L’inizio della fine dell’autonomia lucana, con la sua dissoluzione nelle popolose province campane e pugliesi, o la nascita di una nuova macroregione appenninica. Il bivio di fronte a cui si trovano gli architetti della prossima riforma giudiziaria è a tutti gli effetti la premessa di una modifica dell’articolo 131 della Costituzione, che individua le 20 regioni italiane così come si conosciamo.
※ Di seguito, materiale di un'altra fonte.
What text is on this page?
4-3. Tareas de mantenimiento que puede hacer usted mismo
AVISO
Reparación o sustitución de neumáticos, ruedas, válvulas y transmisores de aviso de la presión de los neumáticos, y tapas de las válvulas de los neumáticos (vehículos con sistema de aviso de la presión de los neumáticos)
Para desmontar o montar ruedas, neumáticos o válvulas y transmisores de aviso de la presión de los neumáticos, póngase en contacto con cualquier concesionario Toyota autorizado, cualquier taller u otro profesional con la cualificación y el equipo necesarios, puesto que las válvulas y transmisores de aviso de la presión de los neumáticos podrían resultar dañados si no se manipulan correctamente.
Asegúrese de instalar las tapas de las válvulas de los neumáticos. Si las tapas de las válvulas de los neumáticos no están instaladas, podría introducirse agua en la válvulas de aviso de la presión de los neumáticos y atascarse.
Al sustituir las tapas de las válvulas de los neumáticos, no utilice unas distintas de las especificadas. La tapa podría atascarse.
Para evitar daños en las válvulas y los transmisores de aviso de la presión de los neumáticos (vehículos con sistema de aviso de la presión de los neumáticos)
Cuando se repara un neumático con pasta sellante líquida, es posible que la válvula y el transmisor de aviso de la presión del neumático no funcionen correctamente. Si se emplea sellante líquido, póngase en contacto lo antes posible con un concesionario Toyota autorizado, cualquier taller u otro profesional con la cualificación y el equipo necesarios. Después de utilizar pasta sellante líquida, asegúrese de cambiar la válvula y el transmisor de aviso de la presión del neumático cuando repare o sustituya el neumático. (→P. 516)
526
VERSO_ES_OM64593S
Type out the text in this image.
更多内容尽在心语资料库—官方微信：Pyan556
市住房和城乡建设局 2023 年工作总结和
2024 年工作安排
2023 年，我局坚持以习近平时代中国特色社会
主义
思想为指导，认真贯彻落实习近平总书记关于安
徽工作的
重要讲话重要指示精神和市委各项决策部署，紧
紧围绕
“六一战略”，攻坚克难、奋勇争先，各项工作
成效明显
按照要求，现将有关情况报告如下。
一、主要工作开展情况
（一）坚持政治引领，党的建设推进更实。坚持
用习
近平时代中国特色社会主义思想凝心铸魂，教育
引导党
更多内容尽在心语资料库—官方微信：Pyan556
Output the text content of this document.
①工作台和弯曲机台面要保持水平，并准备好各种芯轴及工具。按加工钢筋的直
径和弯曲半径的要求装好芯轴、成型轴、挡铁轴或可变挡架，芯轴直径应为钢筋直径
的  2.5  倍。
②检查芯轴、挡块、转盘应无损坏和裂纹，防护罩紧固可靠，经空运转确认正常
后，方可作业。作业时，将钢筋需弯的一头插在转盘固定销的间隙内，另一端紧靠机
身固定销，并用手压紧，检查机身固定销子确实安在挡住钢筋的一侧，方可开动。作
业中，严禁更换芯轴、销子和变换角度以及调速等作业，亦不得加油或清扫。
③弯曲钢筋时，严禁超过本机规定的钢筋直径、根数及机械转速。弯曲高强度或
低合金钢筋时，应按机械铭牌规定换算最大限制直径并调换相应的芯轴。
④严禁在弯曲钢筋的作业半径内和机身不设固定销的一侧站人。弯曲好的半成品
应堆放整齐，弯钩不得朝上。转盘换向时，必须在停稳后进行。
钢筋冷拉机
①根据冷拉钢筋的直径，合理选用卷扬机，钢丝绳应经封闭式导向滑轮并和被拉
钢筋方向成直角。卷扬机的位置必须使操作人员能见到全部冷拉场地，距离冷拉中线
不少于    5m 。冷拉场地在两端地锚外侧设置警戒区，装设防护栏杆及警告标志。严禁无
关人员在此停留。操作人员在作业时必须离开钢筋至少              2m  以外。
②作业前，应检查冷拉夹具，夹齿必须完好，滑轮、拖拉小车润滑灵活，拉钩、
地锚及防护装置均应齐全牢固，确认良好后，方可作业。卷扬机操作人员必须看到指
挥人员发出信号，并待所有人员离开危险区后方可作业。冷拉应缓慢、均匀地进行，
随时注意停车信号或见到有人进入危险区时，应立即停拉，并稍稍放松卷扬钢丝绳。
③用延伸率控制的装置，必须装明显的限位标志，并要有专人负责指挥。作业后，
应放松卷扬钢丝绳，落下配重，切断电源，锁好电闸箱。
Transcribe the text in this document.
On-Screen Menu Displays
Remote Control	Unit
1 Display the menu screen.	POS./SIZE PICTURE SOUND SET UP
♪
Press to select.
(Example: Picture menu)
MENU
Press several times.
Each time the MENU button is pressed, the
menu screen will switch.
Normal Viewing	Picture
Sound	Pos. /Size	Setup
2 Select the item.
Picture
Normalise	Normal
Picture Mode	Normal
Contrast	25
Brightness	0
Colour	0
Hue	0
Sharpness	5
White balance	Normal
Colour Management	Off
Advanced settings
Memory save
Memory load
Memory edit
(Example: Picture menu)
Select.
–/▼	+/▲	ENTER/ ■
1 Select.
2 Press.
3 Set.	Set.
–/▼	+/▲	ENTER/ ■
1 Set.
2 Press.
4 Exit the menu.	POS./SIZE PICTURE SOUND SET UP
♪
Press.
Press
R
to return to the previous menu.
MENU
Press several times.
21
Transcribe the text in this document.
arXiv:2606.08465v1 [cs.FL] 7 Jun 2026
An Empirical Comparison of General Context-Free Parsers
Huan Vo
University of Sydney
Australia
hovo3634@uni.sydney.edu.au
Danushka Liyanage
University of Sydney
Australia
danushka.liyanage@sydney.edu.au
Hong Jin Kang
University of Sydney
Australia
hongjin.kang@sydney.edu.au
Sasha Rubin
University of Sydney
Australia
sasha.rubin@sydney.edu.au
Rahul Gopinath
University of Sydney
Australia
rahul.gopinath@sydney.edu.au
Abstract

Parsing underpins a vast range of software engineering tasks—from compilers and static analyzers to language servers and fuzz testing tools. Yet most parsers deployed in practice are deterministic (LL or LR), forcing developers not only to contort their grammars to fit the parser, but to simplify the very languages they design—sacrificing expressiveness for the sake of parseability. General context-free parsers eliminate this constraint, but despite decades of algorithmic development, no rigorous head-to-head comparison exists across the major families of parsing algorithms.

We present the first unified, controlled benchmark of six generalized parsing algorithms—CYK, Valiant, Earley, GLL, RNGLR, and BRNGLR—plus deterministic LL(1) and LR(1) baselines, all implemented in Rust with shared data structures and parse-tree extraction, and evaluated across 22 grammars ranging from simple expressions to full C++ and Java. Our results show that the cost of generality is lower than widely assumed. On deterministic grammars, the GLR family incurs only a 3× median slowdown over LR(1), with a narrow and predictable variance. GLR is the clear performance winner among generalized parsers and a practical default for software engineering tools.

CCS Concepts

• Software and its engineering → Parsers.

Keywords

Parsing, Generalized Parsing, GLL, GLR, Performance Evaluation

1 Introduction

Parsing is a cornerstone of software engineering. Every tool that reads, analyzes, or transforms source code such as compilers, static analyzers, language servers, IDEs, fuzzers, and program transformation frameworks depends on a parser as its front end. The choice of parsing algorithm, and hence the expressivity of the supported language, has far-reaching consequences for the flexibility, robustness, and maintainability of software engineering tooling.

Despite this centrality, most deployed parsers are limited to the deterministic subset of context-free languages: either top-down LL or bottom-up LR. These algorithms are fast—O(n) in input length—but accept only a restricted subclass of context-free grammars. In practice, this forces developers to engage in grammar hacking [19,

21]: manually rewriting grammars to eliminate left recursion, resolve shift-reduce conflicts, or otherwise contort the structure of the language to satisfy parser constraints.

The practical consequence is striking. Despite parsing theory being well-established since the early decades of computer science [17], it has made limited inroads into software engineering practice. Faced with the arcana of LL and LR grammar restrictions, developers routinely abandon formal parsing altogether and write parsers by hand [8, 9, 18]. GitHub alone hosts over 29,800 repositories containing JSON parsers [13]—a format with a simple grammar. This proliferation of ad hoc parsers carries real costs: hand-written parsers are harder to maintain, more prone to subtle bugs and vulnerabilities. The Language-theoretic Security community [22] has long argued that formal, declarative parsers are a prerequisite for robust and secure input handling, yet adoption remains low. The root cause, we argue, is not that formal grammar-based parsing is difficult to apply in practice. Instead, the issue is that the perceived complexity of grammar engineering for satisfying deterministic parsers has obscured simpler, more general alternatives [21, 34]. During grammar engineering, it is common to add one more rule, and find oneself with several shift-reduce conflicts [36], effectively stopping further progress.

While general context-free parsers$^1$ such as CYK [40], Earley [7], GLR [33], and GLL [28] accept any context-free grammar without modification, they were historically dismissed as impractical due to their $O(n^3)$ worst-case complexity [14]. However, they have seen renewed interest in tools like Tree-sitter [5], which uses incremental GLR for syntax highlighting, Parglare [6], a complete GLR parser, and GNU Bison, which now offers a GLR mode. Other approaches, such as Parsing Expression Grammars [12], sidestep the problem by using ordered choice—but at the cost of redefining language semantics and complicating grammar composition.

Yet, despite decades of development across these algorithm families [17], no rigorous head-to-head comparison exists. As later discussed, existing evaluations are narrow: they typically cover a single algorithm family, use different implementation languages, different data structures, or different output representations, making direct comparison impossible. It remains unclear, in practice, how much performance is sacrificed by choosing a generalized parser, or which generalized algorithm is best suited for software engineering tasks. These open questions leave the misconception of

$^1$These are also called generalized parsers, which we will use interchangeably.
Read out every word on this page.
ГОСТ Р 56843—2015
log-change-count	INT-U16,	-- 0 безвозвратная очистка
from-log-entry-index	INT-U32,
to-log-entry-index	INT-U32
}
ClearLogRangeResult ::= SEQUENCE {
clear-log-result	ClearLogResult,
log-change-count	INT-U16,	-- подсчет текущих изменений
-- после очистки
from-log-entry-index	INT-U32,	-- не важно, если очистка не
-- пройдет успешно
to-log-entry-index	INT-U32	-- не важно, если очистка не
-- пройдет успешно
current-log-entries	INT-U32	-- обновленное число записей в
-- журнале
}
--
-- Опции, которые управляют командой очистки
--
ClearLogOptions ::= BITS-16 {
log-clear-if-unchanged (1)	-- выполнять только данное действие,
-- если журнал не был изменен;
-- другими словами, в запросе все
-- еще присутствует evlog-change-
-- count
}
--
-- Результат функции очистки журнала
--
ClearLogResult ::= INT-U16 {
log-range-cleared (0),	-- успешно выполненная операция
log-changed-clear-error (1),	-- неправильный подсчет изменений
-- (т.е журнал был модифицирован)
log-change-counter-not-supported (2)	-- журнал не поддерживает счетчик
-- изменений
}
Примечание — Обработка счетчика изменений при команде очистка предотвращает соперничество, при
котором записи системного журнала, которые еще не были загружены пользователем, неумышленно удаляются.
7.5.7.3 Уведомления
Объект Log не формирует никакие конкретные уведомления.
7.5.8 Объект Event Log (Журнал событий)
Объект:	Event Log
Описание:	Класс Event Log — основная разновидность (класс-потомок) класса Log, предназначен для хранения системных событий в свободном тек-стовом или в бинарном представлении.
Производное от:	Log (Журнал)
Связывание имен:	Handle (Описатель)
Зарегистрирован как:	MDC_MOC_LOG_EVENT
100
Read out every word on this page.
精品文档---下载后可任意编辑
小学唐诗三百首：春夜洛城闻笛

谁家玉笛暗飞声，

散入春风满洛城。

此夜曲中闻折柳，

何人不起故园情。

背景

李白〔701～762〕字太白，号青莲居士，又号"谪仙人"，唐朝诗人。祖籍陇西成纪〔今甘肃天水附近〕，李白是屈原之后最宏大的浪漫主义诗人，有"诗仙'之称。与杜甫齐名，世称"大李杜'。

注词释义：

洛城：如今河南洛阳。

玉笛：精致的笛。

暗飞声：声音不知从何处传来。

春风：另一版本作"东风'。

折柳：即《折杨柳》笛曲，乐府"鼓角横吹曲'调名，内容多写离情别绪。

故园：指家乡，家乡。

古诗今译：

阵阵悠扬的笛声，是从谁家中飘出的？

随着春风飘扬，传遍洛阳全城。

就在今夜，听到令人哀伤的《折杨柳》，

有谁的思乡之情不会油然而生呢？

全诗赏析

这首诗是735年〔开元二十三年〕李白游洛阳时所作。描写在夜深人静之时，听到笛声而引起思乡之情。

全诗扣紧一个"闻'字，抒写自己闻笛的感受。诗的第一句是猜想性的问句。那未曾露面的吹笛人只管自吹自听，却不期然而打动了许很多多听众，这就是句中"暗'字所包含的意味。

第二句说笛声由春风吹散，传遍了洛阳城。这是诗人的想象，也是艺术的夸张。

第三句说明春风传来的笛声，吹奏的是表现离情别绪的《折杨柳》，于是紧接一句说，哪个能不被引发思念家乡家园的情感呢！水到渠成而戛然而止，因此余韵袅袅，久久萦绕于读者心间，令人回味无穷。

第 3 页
A maggior ragione se si considera che a rischio non c’è solo il distretto lucano, ma anche quello delle altre regioni meno popolose come il Molise, che potrebbe confluire in quello dell’Aquila, oppure ampliarsi a ricomprendere il circondario sannita del Tribunale di Benevento.

Chiusa la Corte d’appello di Potenza lo stesso destino toccherebbe al Tar, mentre la Procura della Repubblica del capoluogo perderebbe tutte le competenze distrettuali, come antimafia, traffico di rifiuti e pedofilia, col disimpegno dei reparti investigativi speciali della Guardia di finanza e dei carabinieri.

Oltre alla riforma della geografia giudiziaria la commissione presieduta da Vietti avrà il compito di studiare anche un nuovo sistema di valutazione della professionalità dei magistrati, di conferimento degli incarichi, mobilità, e organizzazione degli uffici del pubblico ministero.

Una seconda commissione presieduta da Luigi Scotti dovrà invece elaborare uno schema di riforma della disciplina legale in materia di costituzione e funzionamento dello stesso Consiglio Superiore della Magistratura.